According to the U.S. Department of Agriculture’s (USDA) Agricultural Marketing Service (AMS), “the U.S. Inland Waterway System utilizes a percent of tariff system to establish barge freight rates. The tariffs were originally from the Bulk Grain and Grain Products Freight Tariff No. 7, which were issued by the Waterways Freight Bureau (WFB) of the Interstate Commerce Commission (ICC). In 1976, the United States Department of Justice entered into an agreement with the ICC and made Tariff No. 7 no longer applicable. Today, the WFB no longer exists and the ICC has become the Surface Transportation Board of the United States Department of Transportation. However, the barge industry continues to use the tariffs as benchmarks as rate units.

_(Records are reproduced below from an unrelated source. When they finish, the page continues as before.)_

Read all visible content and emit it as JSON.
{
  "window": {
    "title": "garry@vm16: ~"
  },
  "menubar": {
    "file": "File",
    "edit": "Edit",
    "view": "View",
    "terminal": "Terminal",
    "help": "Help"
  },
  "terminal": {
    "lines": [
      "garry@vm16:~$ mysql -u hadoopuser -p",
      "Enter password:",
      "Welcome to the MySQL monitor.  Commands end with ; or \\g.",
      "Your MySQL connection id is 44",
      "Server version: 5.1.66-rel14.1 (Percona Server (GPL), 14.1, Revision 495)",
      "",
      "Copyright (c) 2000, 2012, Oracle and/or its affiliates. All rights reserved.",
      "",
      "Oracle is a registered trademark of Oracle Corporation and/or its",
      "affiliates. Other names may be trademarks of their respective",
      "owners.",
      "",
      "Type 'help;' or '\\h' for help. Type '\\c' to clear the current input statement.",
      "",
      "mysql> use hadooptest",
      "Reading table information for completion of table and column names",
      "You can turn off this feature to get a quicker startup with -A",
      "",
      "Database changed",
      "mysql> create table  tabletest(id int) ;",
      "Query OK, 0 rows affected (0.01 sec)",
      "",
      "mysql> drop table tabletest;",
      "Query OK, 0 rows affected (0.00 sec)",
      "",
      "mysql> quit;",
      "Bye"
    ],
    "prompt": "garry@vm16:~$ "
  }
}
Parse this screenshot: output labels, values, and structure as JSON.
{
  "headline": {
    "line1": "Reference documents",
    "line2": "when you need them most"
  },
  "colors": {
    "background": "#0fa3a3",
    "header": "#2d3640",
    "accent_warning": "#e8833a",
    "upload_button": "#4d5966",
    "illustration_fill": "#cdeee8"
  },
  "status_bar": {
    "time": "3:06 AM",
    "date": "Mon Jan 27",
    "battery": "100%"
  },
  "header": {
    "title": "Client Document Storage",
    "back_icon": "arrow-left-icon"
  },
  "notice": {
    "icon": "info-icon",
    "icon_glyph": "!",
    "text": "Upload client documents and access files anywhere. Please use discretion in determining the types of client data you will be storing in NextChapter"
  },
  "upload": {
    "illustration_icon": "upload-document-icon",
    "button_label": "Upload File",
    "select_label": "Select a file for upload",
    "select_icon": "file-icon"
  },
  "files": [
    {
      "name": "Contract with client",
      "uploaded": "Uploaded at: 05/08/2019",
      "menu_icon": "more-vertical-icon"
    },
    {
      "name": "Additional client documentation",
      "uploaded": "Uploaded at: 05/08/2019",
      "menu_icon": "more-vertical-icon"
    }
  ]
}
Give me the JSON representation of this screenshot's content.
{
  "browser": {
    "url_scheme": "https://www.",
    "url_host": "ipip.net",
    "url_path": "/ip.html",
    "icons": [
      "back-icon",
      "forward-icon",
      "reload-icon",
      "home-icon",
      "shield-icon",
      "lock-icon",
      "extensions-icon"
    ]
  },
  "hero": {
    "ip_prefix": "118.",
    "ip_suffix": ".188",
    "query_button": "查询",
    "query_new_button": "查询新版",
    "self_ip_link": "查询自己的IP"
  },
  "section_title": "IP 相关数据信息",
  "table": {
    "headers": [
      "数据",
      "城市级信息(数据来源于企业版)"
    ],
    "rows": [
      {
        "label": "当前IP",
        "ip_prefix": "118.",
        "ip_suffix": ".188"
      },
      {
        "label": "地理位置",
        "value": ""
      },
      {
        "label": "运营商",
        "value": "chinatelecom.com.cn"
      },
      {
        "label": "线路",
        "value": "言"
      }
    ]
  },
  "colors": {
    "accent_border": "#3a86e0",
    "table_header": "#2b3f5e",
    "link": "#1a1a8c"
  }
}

“To calculate the rate in dollars per ton, multiply the percent of tariff rate by the 1976 benchmark. As an example, a 200 percent tariff for Minneapolis-St. Paul barge grain would equal 2.00 times the benchmark rate of $6.19, or $12.38 per ton. Each city on the river has its own benchmark (see table below), with the northern most cities having the highest benchmarks.”
The last time the river was closed due to high water in 2014, the percent of Illinois River barge tariff rate exceeded 1,000%. By comparison, in 2019, percent of tariff for Illinois River only exceeded 600% one week and fell below 400% during one of the most extreme weather events in U.S. history. Furthermore, the forward three-month rate is trading below the five-year and three-year averages.
While the oversupply of barges versus demand is taking a toll on barge companies, the tariff rates not skyrocketing is positive for soybean farmers. Declining barge freight rates and lower truck freight rates will improve the soybean basis in the Corn Belt. As dredging projects continue to be completed, expect barge freight rates to decline farther. One factor that would raise barge freight rates is a very strong export program, which would make everyone in the supply chain very happy.